We booked tickets through EVA Air 長榮航空 (Taiwan) through Vancouver and Toronto with Air Canada, with a final destination in Detroit. The folks at EVA were extremely helpful and accommodating, perhaps because by coincidence, the flight attendant who checked us in also had a shiba at home and had been watching out for us the whole time. We arrived a little late, having wrestled too long with transport and administrative details, and the flight attendant saw that we were visibly agitated about the whole trip — perhaps why she bumped us up to business class. The transfers through Canada did not proceed as smoothly (including an unexpected extended layover in Vancouver due to a canceled flight), but we got back safe and sound, which is the important thing.
One of my greatest wishes for a changed world is to see traveling with pets become easier.

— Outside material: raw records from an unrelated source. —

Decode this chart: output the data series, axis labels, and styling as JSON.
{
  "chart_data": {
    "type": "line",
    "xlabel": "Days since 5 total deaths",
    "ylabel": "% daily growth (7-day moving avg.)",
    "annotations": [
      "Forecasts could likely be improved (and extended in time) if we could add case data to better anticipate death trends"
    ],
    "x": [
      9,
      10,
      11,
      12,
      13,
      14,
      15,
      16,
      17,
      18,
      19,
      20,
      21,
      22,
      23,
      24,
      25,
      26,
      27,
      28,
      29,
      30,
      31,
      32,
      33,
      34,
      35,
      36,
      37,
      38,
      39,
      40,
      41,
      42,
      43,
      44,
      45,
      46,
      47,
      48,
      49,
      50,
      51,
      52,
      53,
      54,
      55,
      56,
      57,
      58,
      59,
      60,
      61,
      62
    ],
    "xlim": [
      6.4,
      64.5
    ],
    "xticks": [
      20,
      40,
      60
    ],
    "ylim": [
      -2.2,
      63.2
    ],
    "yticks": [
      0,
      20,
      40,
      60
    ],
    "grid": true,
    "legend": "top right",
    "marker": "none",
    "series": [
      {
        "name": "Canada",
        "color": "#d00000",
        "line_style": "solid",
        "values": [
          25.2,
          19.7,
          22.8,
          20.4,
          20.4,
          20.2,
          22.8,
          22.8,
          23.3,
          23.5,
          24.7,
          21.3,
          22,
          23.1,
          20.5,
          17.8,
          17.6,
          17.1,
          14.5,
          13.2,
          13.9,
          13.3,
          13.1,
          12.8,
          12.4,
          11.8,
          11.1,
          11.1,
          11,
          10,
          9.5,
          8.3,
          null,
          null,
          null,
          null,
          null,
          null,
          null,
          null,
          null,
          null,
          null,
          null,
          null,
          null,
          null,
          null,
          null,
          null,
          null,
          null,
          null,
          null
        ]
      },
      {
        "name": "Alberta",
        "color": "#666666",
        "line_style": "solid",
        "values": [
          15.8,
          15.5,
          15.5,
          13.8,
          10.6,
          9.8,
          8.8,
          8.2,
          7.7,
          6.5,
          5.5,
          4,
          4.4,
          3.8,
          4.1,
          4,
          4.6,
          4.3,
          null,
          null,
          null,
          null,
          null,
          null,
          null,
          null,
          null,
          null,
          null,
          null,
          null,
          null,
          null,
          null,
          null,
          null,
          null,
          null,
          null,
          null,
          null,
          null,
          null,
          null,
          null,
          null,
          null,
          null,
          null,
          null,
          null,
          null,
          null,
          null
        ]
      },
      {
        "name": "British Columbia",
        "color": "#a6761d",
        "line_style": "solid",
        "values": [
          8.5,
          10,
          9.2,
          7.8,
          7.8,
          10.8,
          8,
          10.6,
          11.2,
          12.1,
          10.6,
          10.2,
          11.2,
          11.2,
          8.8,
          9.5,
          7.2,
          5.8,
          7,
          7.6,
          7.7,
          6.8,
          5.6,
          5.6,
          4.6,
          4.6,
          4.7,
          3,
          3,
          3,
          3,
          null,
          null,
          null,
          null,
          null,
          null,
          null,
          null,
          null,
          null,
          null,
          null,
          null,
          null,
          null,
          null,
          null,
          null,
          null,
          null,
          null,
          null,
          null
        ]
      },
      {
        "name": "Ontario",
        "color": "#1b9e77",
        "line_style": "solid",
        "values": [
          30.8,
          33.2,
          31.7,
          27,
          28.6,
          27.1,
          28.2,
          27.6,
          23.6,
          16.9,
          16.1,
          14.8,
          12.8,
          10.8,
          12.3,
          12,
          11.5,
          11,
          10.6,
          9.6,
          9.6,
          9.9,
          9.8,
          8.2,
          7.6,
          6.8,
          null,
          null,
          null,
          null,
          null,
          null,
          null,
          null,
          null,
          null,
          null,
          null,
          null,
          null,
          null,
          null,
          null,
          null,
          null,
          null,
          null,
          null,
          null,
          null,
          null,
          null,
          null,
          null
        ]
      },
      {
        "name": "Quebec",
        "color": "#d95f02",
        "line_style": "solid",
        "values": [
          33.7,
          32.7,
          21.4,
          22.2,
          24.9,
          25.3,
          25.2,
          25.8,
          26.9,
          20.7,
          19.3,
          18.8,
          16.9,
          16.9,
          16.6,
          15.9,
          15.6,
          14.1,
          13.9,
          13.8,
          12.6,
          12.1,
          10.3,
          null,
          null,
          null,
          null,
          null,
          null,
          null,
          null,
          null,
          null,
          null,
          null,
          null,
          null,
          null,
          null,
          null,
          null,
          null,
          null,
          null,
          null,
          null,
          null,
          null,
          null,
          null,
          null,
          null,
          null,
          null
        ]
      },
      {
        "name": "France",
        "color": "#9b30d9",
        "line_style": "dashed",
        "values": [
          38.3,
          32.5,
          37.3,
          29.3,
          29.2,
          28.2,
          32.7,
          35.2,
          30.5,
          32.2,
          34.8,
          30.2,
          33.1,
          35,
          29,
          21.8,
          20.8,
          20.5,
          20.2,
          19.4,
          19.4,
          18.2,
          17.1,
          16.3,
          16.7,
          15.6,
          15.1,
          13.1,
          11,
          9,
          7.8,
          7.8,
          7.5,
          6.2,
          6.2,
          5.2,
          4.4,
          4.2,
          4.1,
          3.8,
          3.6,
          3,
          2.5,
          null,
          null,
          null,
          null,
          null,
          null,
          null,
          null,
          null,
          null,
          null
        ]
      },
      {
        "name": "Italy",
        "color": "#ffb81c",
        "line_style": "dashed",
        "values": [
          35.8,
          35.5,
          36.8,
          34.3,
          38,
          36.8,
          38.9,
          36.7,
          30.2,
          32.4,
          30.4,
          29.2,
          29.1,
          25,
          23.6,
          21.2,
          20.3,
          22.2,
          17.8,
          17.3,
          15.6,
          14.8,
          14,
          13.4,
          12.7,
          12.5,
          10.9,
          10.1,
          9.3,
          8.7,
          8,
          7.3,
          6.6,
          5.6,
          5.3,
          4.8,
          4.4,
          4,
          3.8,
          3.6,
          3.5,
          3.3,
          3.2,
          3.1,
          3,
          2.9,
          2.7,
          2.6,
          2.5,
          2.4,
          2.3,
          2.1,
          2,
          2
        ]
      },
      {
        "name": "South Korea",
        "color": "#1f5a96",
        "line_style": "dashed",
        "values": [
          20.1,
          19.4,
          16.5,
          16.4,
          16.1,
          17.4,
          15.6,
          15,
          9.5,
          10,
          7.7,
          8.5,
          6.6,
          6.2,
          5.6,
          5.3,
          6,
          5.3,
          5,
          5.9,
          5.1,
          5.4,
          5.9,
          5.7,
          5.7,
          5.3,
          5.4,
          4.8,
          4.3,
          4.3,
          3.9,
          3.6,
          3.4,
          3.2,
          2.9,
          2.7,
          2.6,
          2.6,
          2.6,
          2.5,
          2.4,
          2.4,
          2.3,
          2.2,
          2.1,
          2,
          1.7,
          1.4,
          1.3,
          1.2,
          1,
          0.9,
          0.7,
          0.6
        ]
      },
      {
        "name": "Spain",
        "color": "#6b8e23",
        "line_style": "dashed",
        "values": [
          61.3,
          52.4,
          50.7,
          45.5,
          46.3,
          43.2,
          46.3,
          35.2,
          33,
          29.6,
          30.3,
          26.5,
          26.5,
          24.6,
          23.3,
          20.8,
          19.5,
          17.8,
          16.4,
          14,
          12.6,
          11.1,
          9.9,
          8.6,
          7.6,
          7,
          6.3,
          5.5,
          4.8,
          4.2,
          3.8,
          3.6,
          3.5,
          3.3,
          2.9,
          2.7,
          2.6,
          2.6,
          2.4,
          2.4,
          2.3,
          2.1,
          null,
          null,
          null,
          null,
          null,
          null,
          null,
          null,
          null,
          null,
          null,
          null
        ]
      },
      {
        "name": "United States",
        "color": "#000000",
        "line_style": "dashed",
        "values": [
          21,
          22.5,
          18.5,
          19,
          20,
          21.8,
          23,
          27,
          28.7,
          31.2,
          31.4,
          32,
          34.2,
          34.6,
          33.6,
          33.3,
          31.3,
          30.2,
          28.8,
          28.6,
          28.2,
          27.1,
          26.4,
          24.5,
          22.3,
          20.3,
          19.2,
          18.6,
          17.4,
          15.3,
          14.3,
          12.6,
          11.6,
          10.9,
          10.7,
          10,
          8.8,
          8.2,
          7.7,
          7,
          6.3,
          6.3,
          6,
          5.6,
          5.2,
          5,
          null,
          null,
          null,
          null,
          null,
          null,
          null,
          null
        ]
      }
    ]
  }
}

Fees are relatively exorbitant, in my opinion, relative to the amount of additional “services” rendered in most cases. In other cases, outright prohibitions close off negotiation altogether. It has been pointed out to me that these kinds of rules will change only when standards of pet ownership change; overall, pet owners are just not responsible enough. The laws in place reflect rampant negligence that I am ultimately powerless to prevent. Still, we can strive and hope for progress.